Spitfire Audio Clips - Tips and Tricks, How It Works, and DAW Tutorials!

Angus
Angus admin
100 Answers 500 Likes 500 Comments First Anniversary
edited September 2021 in Digital Audio Workstations

Hi Everyone,

Within the customer experience department, we've set up a new YouTube channel called Spitfire Audio Clips.

This channel is dedicated to offering quick 1-2 min tutorials, as well as longer form 'how it works' videos, to help you use our products, without any of the waffle you get at the start of your standard YouTube tutorials!

Please feel free to subscribe to the channel to be notified when new content is available. I'll also be posting in this thread whenever new videos are released.

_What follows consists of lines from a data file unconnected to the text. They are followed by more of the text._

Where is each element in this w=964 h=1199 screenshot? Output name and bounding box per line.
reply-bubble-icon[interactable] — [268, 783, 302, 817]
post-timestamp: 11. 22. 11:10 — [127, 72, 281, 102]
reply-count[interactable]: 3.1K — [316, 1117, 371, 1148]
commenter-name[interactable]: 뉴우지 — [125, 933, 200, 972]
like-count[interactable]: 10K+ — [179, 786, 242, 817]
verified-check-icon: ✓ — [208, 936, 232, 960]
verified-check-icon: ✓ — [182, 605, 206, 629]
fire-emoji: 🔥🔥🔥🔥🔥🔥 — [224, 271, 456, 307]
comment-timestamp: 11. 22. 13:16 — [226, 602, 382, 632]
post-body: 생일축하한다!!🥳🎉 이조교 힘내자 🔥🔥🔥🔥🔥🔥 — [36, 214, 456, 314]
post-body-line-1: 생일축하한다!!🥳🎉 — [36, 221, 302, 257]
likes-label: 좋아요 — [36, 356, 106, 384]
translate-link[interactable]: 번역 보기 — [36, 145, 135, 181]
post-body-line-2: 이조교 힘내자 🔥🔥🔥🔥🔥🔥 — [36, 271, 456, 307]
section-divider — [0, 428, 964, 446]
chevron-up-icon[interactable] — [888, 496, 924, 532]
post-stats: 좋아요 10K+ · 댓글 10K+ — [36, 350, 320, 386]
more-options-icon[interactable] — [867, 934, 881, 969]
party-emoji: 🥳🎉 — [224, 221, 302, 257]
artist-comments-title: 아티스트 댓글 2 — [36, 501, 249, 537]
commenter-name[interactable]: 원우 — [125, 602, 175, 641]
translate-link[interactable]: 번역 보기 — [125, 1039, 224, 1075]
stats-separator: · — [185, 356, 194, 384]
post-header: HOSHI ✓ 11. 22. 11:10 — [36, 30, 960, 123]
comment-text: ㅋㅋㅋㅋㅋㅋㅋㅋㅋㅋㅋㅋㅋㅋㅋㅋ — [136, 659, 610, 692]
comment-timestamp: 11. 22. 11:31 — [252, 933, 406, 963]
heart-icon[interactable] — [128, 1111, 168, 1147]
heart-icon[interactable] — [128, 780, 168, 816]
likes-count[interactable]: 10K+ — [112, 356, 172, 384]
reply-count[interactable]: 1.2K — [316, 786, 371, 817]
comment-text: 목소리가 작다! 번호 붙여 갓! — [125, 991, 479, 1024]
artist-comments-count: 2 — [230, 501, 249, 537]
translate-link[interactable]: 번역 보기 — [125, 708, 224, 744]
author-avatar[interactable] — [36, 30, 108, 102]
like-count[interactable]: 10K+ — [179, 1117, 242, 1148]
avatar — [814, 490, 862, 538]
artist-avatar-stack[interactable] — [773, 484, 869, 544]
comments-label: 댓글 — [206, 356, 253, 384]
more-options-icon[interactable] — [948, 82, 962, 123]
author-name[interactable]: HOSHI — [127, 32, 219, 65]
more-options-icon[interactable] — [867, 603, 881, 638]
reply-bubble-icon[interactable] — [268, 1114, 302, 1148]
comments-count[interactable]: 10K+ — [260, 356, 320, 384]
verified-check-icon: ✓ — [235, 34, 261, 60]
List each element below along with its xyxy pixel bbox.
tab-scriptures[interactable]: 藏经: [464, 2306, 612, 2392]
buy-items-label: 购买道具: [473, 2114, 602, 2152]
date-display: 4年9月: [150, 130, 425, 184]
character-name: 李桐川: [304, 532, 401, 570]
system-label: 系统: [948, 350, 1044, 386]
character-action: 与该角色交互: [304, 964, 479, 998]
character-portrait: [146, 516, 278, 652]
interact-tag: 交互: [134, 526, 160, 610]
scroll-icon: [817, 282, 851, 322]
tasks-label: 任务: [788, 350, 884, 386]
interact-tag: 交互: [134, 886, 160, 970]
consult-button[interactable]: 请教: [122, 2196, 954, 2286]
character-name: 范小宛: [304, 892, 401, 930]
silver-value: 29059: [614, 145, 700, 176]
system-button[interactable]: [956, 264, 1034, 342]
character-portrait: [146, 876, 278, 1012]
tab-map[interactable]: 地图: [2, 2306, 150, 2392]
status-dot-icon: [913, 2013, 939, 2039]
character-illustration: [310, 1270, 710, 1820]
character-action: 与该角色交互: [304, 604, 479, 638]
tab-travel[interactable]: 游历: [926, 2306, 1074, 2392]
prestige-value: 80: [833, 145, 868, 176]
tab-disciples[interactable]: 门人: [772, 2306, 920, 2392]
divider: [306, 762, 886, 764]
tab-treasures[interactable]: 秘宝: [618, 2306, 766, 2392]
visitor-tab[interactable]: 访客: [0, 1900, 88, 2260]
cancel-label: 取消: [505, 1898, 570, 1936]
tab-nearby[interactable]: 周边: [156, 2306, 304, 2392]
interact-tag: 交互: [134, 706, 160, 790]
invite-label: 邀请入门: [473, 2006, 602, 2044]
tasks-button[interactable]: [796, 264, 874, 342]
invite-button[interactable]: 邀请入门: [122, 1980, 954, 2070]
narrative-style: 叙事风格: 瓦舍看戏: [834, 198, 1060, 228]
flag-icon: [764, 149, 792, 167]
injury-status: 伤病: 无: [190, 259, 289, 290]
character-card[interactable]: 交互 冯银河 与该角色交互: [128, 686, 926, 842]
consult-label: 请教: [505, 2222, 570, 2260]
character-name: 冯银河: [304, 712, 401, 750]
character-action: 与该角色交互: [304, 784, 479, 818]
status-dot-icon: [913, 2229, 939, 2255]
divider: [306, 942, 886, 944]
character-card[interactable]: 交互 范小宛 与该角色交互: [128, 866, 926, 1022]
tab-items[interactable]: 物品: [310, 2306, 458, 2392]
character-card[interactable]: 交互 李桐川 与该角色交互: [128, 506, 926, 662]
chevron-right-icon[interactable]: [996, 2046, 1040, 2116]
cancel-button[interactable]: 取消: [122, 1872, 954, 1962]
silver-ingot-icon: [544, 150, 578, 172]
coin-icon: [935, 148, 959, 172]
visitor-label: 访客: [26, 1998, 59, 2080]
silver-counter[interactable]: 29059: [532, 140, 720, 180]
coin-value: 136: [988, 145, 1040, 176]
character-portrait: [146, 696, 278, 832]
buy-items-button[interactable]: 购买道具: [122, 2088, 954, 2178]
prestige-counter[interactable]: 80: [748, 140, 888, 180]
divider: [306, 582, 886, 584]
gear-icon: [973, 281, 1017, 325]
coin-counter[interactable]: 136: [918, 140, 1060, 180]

You can also use this thread to discuss any content you'd like to see... perhaps you want to learn more about orchestrating in your DAW, optimising your system to use our products, or want a more in depth dive into how one of our libraries work... just let me know below as well as in the comment section on the channel!


Comments

  • NEW: How to use Mic Presets in our Dedicated Plugin Libraries


  • this is awesome. if at all possible do you think you all could release presets for the mixes included in the plugins?

    for instance, would be really nice to be able to download the "mix 1" or "mix 2" preset from abbey road one and then be able to load it and see where all the levels of each mic position are so that we could then tweak them slightly.

  • Watch this one to learn about how to craft Articulation Sets in Logic Pro... Great for advanced Keyswitching Techniques, which don't get in the way of orchestration + links to sets I have made for BBC SO and ARO can be found in the description.



  • Another Articulation Sets tutorial, but this time, we're looking at Studio One's Variations



  • This is a great channel @Angus ! Thanks for posting.

    Do you have a clip on how to best survive having to wait for Abbey Road Modular Orchestra?? 😂 JK...

    I'm not sure if it's in scope, but I've been struggling to find a truly useful midi CC controller. Christian has shown the Monogram/Palette recently but I find the fader design awkward. AudioSwift is also excellent but I prefer a physical fader I can touch. There are other options out there but a lack of good comparative reviews. Perhaps you can raid @Christian @Homay @Patrice and @Dan 's closets (and minds?) and see what you find? OK skip the mind part... I don't think any of us want to know what skeletons are hiding there.

    If there's an easy-to-use, well-designed, reasonably priced, 3 or 4 channel, long-fader midi controller out there that fits on a desk/console I think there will be great interest in it!

  • @Trevor I would definitely check out TouchOsc. It's not hardware, and only usable if you have a large phone screen/ tablet - but it's a great and relatively inexpensive alternative. Other's might recommend Korg NanoKontrol, but these are notoriously difficult to set up.

    I personally advocate for Keyboards with built-in controls such as NI's Komplete Kontrol range and Arturia's Keylab range, the latter of which I own and have had a very good experience with. Arturia also have a dedicated App which gives you a lot of control over the layout in terms of what MIDI CC and Notes the different pads, knobs, and sliders are connected to.

  • I second Arturia Keylab which I adore (I have the hammer 88 Mk2 model), but the downside is the fader length is short.

  • Trying to figure out how to move our libraries to a new location? Whether it's Kontakt or the Spitfire Dedicated Plugin, I've covered it all in our latest Spitfire Audio Clip:


  • Angus
    Angus admin
    100 Answers 500 Likes 500 Comments First Anniversary

    A couple of videos for fans of Keyswitching.

    1. How can you switch between articulations within a Kontakt Multi (using UACC)
    2. How can you balance the volume levels between quiet and load techniques.


  • @Stewart takes you on a detailed walkthrough of the Originals user interface:


  • That was an excellent intro to the Interface. Pacing and detail levels were just what I needed and look to be consistent

    across product range(s). (I am a rank beginner so YMMV as to content level).

    Looking forward to more tutorials by Stewart.


    Well Done!

  • These are well conceived and very useful. Thank You.

  • That's a good video - for Abbey Road One. However, the Abbey Road One VSTs I have all have less than 12 articulations and, generally, if that's the case, the key switching will work in Studio One. When you have a product with more articulations, particularly when the switching is spread out over more than an a C to B range things tend to go wrong, So that would be the ideal sort of product to demonstrate.


    BBC Symphony Orchestra has no visible means to swap the key switching range down to the C-2 required by Studio One. The inbuilt option drop-down only goes down to C-1. So a video on that would be even more useful. There is an alternative - entering Sound Variations. That's a tedious time consuming process if you have products as big as BBC Symphony Orchestra Core or Pro and Spitfire doesn't publish a list of articulations, by individual instruments and their associated 'shipped' keyboard key switches. Something that would help to speed up the process considerably.